Published 9/9 by WPBF News
More than 6,000 dogs may be in need of a home after an amendment passed in Florida banning greyhound racing. But families looking to adopt outside the state now have a free ticket to get their new fur baby brought to their doorstep.
"We have had so many people reach out, offering to actually transport," Elite Greyhound Adoptions President Sonia Stratemann told WPBF 25 News.
Stratemann has helped more than 2,300 dogs find homes over the years. Many of them still have the scars or injuries they got while on the track.
"This guy broke his leg racing at Palm Beach and the trainer dumped him off at a blood bank," Stratemann said. "He was there for two years living in solitary."
Since Florida residents voted to pass Amendment 13, Stratemann has received more than 100 calls from people interested in adopting a retired hound. Many of the calls came from individuals living outside the state.

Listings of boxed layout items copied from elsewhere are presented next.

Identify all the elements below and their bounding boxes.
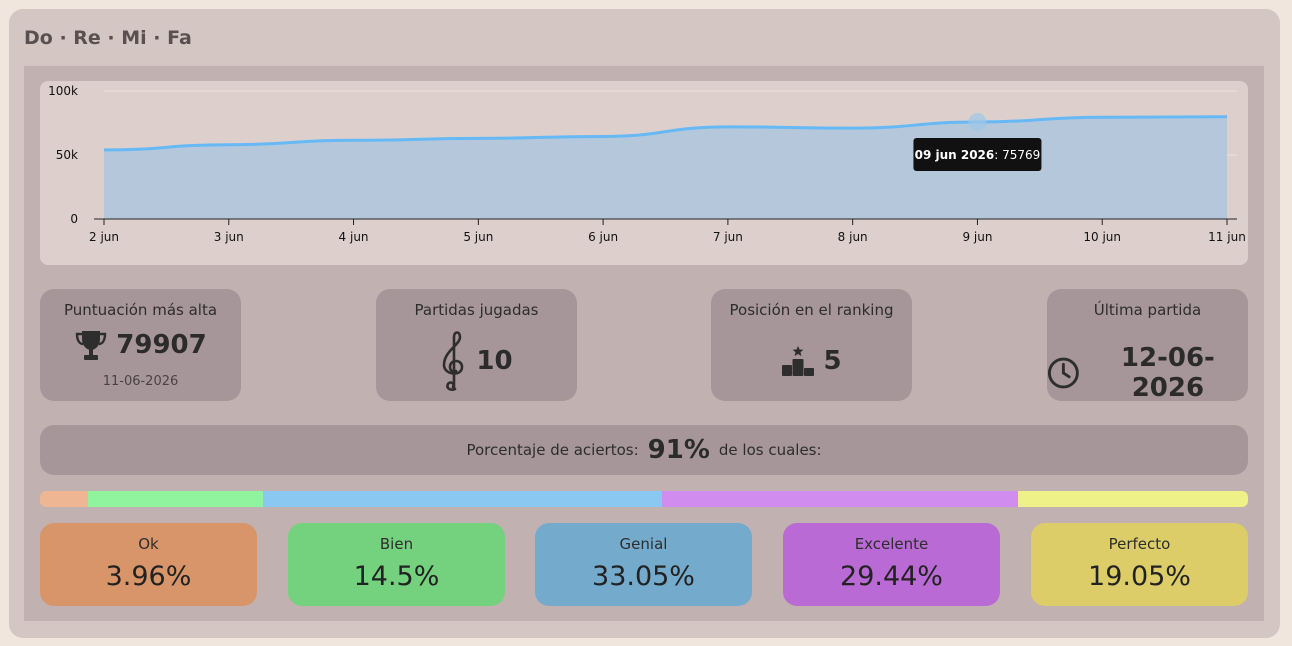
breakdown-label: Excelente — [854, 535, 929, 553]
y-tick-label: 100k — [48, 84, 78, 98]
x-tick-label: 6 jun — [588, 230, 618, 244]
x-tick-label: 3 jun — [214, 230, 244, 244]
stat-ranking: Posición en el ranking 5 — [711, 289, 912, 401]
x-tick-label: 9 jun — [962, 230, 992, 244]
breakdown-label: Ok — [138, 535, 159, 553]
breakdown-value: 14.5% — [353, 561, 440, 592]
accuracy-prefix: Porcentaje de aciertos: — [466, 441, 639, 459]
breakdown-card-ok: Ok 3.96% — [40, 523, 257, 606]
stat-last-game: Última partida 12-06-2026 — [1047, 289, 1248, 403]
breakdown-label: Perfecto — [1108, 535, 1171, 553]
series-line — [103, 115, 1228, 152]
breakdown-card-genial: Genial 33.05% — [535, 523, 752, 606]
tooltip-text: 09 jun 2026: 75769 — [915, 148, 1041, 162]
x-tick-label: 5 jun — [463, 230, 493, 244]
breakdown-value: 19.05% — [1088, 561, 1191, 592]
breakdown-label: Genial — [619, 535, 668, 553]
breakdown-value: 3.96% — [105, 561, 192, 592]
x-tick-label: 10 jun — [1083, 230, 1121, 244]
stat-played-value: 10 — [476, 346, 513, 376]
x-tick-label: 8 jun — [838, 230, 868, 244]
stat-played-label: Partidas jugadas — [414, 301, 539, 319]
podium-icon — [782, 346, 815, 376]
stat-highest-label: Puntuación más alta — [63, 301, 218, 319]
breakdown-value: 29.44% — [840, 561, 943, 592]
stat-games-played: Partidas jugadas 10 — [376, 289, 577, 401]
x-tick-label: 7 jun — [713, 230, 743, 244]
breakdown-card-excelente: Excelente 29.44% — [783, 523, 1000, 606]
breakdown-segment-perfecto — [1017, 491, 1248, 507]
stat-last-label: Última partida — [1093, 301, 1202, 319]
treble-clef-icon — [443, 331, 464, 391]
tooltip-box — [913, 138, 1042, 172]
score-chart: 0 50k 100k 2 jun 3 jun 4 jun 5 jun 6 jun 7 jun 8 … — [40, 81, 1248, 265]
breakdown-segment-ok — [40, 491, 88, 507]
accuracy-suffix: de los cuales: — [718, 441, 822, 459]
x-tick-label: 4 jun — [339, 230, 369, 244]
accuracy-value: 91% — [647, 435, 710, 465]
y-tick-label: 50k — [56, 148, 78, 162]
breakdown-segment-bien — [87, 491, 263, 507]
accuracy-summary: Porcentaje de aciertos: 91% de los cuale… — [40, 425, 1248, 475]
breakdown-card-perfecto: Perfecto 19.05% — [1031, 523, 1248, 606]
trophy-icon — [76, 331, 107, 360]
accuracy-breakdown-bar — [40, 491, 1248, 507]
score-chart-svg: 0 50k 100k 2 jun 3 jun 4 jun 5 jun 6 jun 7 jun 8 … — [48, 84, 1246, 244]
stat-highest-score: Puntuación más alta 79907 11-06-2026 — [40, 289, 241, 401]
stat-ranking-label: Posición en el ranking — [729, 301, 894, 319]
stat-highest-date: 11-06-2026 — [102, 374, 179, 389]
page-title: Do · Re · Mi · Fa — [24, 27, 192, 49]
breakdown-card-bien: Bien 14.5% — [288, 523, 505, 606]
tooltip-value: : 75769 — [994, 148, 1040, 162]
breakdown-label: Bien — [379, 535, 414, 553]
breakdown-value: 33.05% — [592, 561, 695, 592]
stat-highest-value: 79907 — [116, 330, 207, 360]
hover-point — [968, 113, 987, 132]
x-tick-label: 11 jun — [1208, 230, 1246, 244]
breakdown-segment-excelente — [662, 491, 1018, 507]
tooltip-date: 09 jun 2026 — [915, 148, 995, 162]
y-tick-label: 0 — [70, 212, 78, 226]
stat-last-value: 12-06-2026 — [1120, 343, 1215, 403]
breakdown-segment-genial — [262, 491, 663, 507]
x-tick-label: 2 jun — [89, 230, 119, 244]
stat-ranking-value: 5 — [823, 346, 842, 376]
clock-icon — [1047, 357, 1079, 389]
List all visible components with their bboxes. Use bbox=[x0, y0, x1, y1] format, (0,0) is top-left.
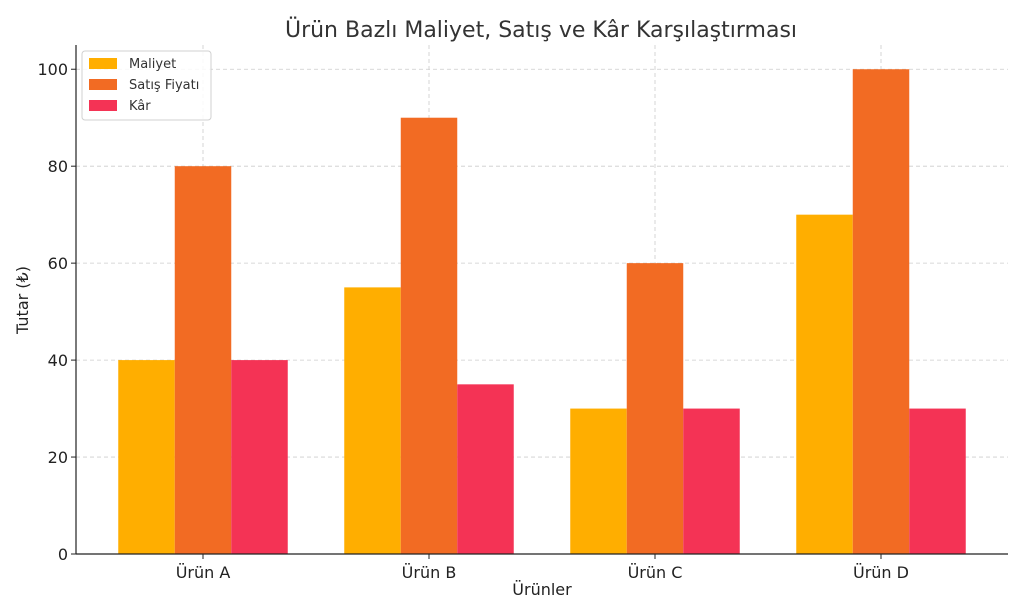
bar bbox=[457, 384, 514, 554]
y-tick-label: 0 bbox=[58, 545, 68, 564]
legend: Maliyet Satış Fiyatı Kâr bbox=[81, 50, 212, 121]
chart-title: Ürün Bazlı Maliyet, Satış ve Kâr Karşıla… bbox=[285, 17, 797, 43]
y-axis-label: Tutar (₺) bbox=[13, 266, 32, 335]
legend-label: Kâr bbox=[129, 99, 151, 114]
bar bbox=[231, 360, 288, 554]
y-tick-label: 20 bbox=[48, 448, 68, 467]
bar bbox=[344, 287, 401, 554]
y-tick-label: 40 bbox=[48, 351, 68, 370]
bar bbox=[683, 408, 740, 554]
ticks: 0 20 40 60 80 100 Ürün A Ürün B Ürün C Ürün D bbox=[37, 60, 909, 582]
legend-label: Satış Fiyatı bbox=[129, 78, 199, 93]
bars bbox=[118, 69, 966, 554]
bar bbox=[400, 117, 458, 554]
bar bbox=[118, 360, 175, 554]
bar bbox=[626, 263, 684, 554]
bar bbox=[570, 408, 627, 554]
legend-swatch bbox=[89, 100, 117, 111]
x-tick-label: Ürün A bbox=[176, 563, 231, 582]
bar bbox=[852, 69, 910, 554]
legend-label: Maliyet bbox=[129, 57, 176, 72]
axes bbox=[75, 45, 1008, 555]
x-tick-label: Ürün C bbox=[628, 563, 683, 582]
y-tick-label: 100 bbox=[37, 60, 68, 79]
y-tick-label: 80 bbox=[48, 157, 68, 176]
y-tick-label: 60 bbox=[48, 254, 68, 273]
bar bbox=[174, 166, 232, 554]
legend-swatch bbox=[89, 58, 117, 69]
x-axis-label: Ürünler bbox=[512, 580, 572, 599]
x-tick-label: Ürün D bbox=[853, 563, 909, 582]
x-tick-label: Ürün B bbox=[402, 563, 457, 582]
bar bbox=[796, 214, 853, 554]
bar bbox=[909, 408, 966, 554]
legend-swatch bbox=[89, 79, 117, 90]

"Mass breeding will stop. Injuries will stop. Confinement will stop. It's amazing," Stratemann said. "I never thought this day would come."
There are many transportation services that will take the hounds to rescues. Victory Lap Greyhound Transportation, or VLAP, based in Pennsylvania, is one of them. President and founder Lisa Paulson created the volunteer program to shuttle former racing dogs to their new adoptive families anywhere in the country. The program is called A Ticket Home.
"As animal lovers, we, the community, need to come together to help. This can't be done by any one individual," Paulson said. "There are a lot of dogs that will need to be transported throughout the country. This is a huge task and it will involve the help and dedication of many."
VLAP's bus has been outfitted with 14 crates that can haul up to 26 hounds and four passengers.
All greyhounds are transported in a fully insured, climate-controlled environment and they are under constant supervision of volunteers, all of whom are trained in canine CPR and first aid.
The shuttle bus has traveled over 20,000 miles, assisted 14 adoption groups and hauled over 250 dogs since 2017.
Now that the racing ban has passed, Paulson said she expects transportation requests to go up significantly.
"I think it's the best thing that ever happened for these dogs," Stratemann said. "They finally can get off the track, out of the crates unto couches. It's incredible."
The ban does not immediately go into effect, and tracks across the state have until 2020 to phase out dog racing.